For organisations running SQL Server in multi-user environments, CVE-2026-21262 should be treated as urgent. Privilege escalation to sysadmin with no user interaction required is the kind of vulnerability that becomes the second act in a breach rather than the first. An attacker with any valid low-privilege account can use it to take full database control.

For environments running Microsoft Office, the two preview-pane RCE flaws (CVE-2026-26110, CVE-2026-26113) are the most likely to be weaponised against end users. Preview-pane exploits have a strong track record of appearing in phishing campaigns shortly after patch release, because the barrier to triggering them is low – the victim only needs to receive a file in Outlook.

The .NET denial of service (CVE-2026-26127) affects any application running on .NET 9.0 or 10.0 regardless of OS, including Linux and macOS deployments. If you’re running .NET microservices or public-facing APIs on non-Windows infrastructure, this one applies to you.

The Broader Context

Ransomware leak posts increased 46.4% year over year according to Rapid7’s 2026 Global Threat Landscape Report, even as incident rates fluctuated. The exploitation economics are straightforward: vulnerability disclosure timelines are compressing, exploitation tooling is increasingly automated, and patch management processes built for a slower era have not kept pace.

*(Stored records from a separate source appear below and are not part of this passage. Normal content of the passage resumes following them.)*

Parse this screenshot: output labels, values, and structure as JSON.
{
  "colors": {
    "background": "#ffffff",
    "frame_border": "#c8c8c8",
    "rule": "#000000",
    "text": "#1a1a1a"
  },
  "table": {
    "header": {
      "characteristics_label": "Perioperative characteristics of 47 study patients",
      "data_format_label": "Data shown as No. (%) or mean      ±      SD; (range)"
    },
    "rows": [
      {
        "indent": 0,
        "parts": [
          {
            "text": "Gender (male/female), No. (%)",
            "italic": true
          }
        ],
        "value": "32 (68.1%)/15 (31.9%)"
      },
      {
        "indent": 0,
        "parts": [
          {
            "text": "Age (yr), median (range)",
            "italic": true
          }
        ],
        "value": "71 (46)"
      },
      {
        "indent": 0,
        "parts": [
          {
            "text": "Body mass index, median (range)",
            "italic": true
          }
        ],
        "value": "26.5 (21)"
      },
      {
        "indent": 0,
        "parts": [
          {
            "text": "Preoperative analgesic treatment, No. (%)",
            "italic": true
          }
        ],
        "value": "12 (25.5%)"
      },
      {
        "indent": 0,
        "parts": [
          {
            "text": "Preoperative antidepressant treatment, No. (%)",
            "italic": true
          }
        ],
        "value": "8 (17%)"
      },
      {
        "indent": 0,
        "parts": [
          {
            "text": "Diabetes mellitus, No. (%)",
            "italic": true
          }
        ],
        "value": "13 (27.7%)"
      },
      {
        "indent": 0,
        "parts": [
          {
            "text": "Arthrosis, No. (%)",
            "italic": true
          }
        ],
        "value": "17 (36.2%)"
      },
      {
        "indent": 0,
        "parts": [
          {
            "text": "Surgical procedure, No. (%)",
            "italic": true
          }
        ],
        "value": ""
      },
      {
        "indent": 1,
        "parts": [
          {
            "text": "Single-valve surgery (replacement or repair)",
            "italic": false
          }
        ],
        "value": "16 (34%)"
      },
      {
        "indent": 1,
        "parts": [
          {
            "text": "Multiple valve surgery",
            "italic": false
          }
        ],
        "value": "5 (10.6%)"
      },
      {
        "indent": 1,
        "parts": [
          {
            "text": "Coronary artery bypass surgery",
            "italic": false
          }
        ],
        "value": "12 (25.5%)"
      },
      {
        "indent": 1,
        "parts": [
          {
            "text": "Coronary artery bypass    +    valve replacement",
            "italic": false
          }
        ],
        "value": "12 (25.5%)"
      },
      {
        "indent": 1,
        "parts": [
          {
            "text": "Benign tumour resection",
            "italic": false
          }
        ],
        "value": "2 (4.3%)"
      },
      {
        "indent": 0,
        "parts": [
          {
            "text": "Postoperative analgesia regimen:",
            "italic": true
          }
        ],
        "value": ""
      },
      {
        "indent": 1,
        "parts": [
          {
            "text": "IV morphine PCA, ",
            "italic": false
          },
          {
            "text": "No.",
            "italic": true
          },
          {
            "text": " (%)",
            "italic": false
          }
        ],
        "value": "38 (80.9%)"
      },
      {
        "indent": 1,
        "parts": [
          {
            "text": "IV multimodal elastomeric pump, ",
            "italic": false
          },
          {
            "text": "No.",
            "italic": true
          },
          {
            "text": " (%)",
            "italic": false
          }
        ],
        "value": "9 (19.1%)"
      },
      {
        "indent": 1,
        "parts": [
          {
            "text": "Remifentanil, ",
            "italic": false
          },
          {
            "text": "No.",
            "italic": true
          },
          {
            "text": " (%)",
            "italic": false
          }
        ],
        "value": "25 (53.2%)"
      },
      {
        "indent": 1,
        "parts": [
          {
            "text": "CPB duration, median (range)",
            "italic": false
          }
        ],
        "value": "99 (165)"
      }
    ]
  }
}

The March 2026 Patch Tuesday is not an anomaly. It is a typical month. The question for security teams is not whether patches exist – they do, and they are available now. The question is whether the testing and deployment pipeline is fast enough to close the window before it becomes an entry point.

If your SQL Server instances are not patched for CVE-2026-21262 within the next 48-72 hours, treat them as a live risk.